Un surnom à tomber par terre – cara de piña (« face d’ananas ») –, qui lui vient de son visage grêlé. Un look de petite frappe hispano – cheveux en arrière et regard dur – prête à tout pour se faire une place au soleil noir des cartels. Une attitude à la Michael Corleone, le chef mafieux joué par Al Pacino dans Le Parrain, tantôt comique, tantôt effrayant, mais toujours fascinant… La vie de Manuel Antonio Noriega, ex-gamin des bidonvilles de la cité de Panamá devenu informateur, manipulateur, puis dictateur, avant d’échouer dans des geôles étrangères, ferait un excellent scénario hollywoodien. En 1992, le Washington Post n’écrivait-il pas que « ce personnage infâme est une créature américaine » ?
Extradé des États-Unis le 26 avril après vingt ans passés à la prison de Miami, c’est à Paris que l’ancien homme fort du Panamá, accusé par la justice française de blanchiment d’argent, pourrait finir ses jours. Au cours des trois journées de son procès, fin juin, le vieil homme (76 ans) est apparu usé, fébrile. Condamné par contumace en 1999 à dix ans de réclusion et 13,5 millions d’euros d’amende, Noriega avait fait appel – d’où ce second procès. À l’issue d’un débat peu instructif, le procureur a requis la même peine.
Malgré des conditions de détention à la prison de la Santé qualifiées d’indignes par ses avocats – sans comparaison, en tout cas, avec la « suite » de trois cellules, avec bureau et fax, que lui avaient allouée les Américains en tant que prisonnier de guerre –, Noriega, costume sombre, chemise blanche et cravate rouge, a d’abord retrouvé la fougue de sa jeunesse : « Je suis victime du même complot que celui orchestré contre moi par les États-Unis. Ils m’ont accusé d’être un voleur, un assassin, un corrompu, un tyran et, pour finir, un narcotrafiquant. » Et puis, quand la présidente du tribunal est entrée dans les détails de ce qui lui est reproché – le blanchiment, via la France, en 1988 et 1989, de plusieurs millions d’euros tirés du trafic de drogue –, il s’est tassé sur sa chaise. Son visage taillé à la serpe a disparu derrière le muret de son box…

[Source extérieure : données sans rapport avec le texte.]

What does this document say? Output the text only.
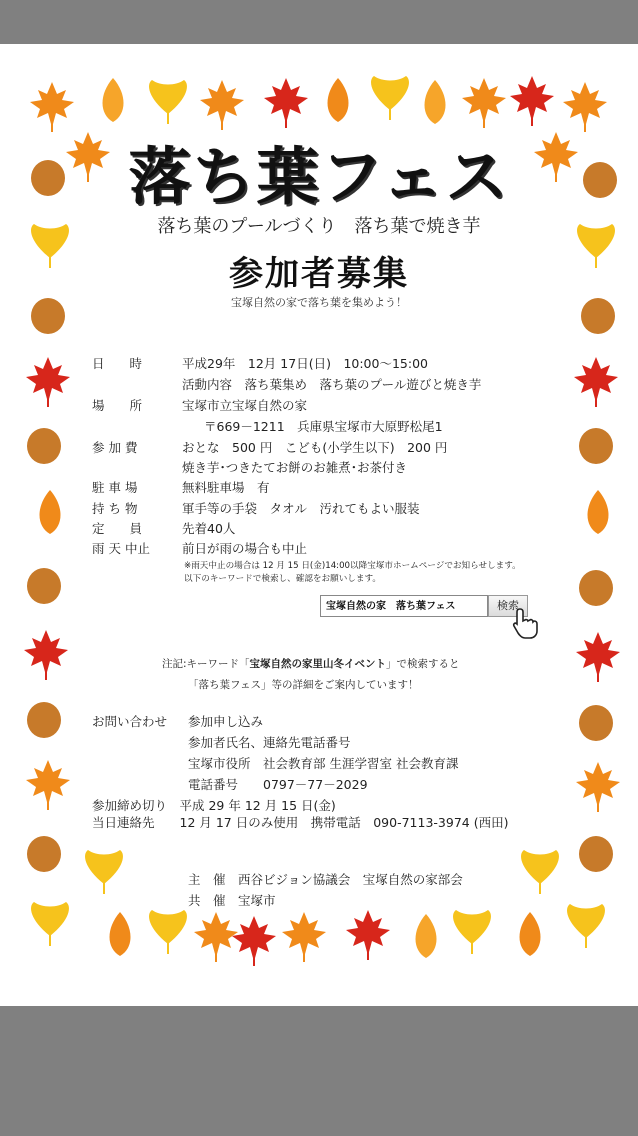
落ち葉フェス
落ち葉のプールづくり　落ち葉で焼き芋
参加者募集
宝塚自然の家で落ち葉を集めよう！
日　　時	平成29年　12月 17日(日)　10:00～15:00
活動内容　落ち葉集め　落ち葉のプール遊びと焼き芋
場　　所	宝塚市立宝塚自然の家
〒669－1211　兵庫県宝塚市大原野松尾1
参 加 費	おとな　500 円　こども(小学生以下)　200 円
焼き芋･つきたてお餅のお雑煮･お茶付き
駐 車 場	無料駐車場　有
持 ち 物	軍手等の手袋　タオル　汚れてもよい服装
定　　員	先着40人
雨 天 中止	前日が雨の場合も中止
※雨天中止の場合は 12 月 15 日(金)14:00以降宝塚市ホームページでお知らせします。
以下のキーワードで検索し、確認をお願いします。
宝塚自然の家　落ち葉フェス	検索
注記:キーワード「宝塚自然の家里山冬イベント」で検索すると
「落ち葉フェス」等の詳細をご案内しています！
お問い合わせ 参加申し込み
参加者氏名、連絡先電話番号
宝塚市役所　社会教育部 生涯学習室 社会教育課
電話番号　　0797－77－2029
参加締め切り　平成 29 年 12 月 15 日(金)
当日連絡先　　12 月 17 日のみ使用　携帯電話　090-7113-3974 (西田)
主　催　西谷ビジョン協議会　宝塚自然の家部会
共　催　宝塚市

Qualifié de « Néron tropical » lors de sa chute, Noriega cumulait beaucoup de tares. Un rapport de l’administration américaine le juge alcoolique, sanguinaire, violent, ambitieux, mais aussi « intelligent ». Des monstres, l’Amérique latine en a produit beaucoup. Et Washington les a toujours soutenus jusqu’au bout. Pourquoi pas lui ? Bonne question.
Pilier de la politique américaine
Né de père inconnu, le jeune Noriega s’est construit dans l’adversité. « La pauvreté m’a appris à me battre », dit-il. À se vendre aussi – ou plutôt à se louer. Aux Américains, d’abord ; puis aux Cubains ; peut-être aussi aux Russes. Au cours de ses années d’études à l’école militaire de Lima, au Pérou, la CIA l’utilise comme informateur, avant d’en faire l’un des piliers de la politique américaine en Amérique centrale.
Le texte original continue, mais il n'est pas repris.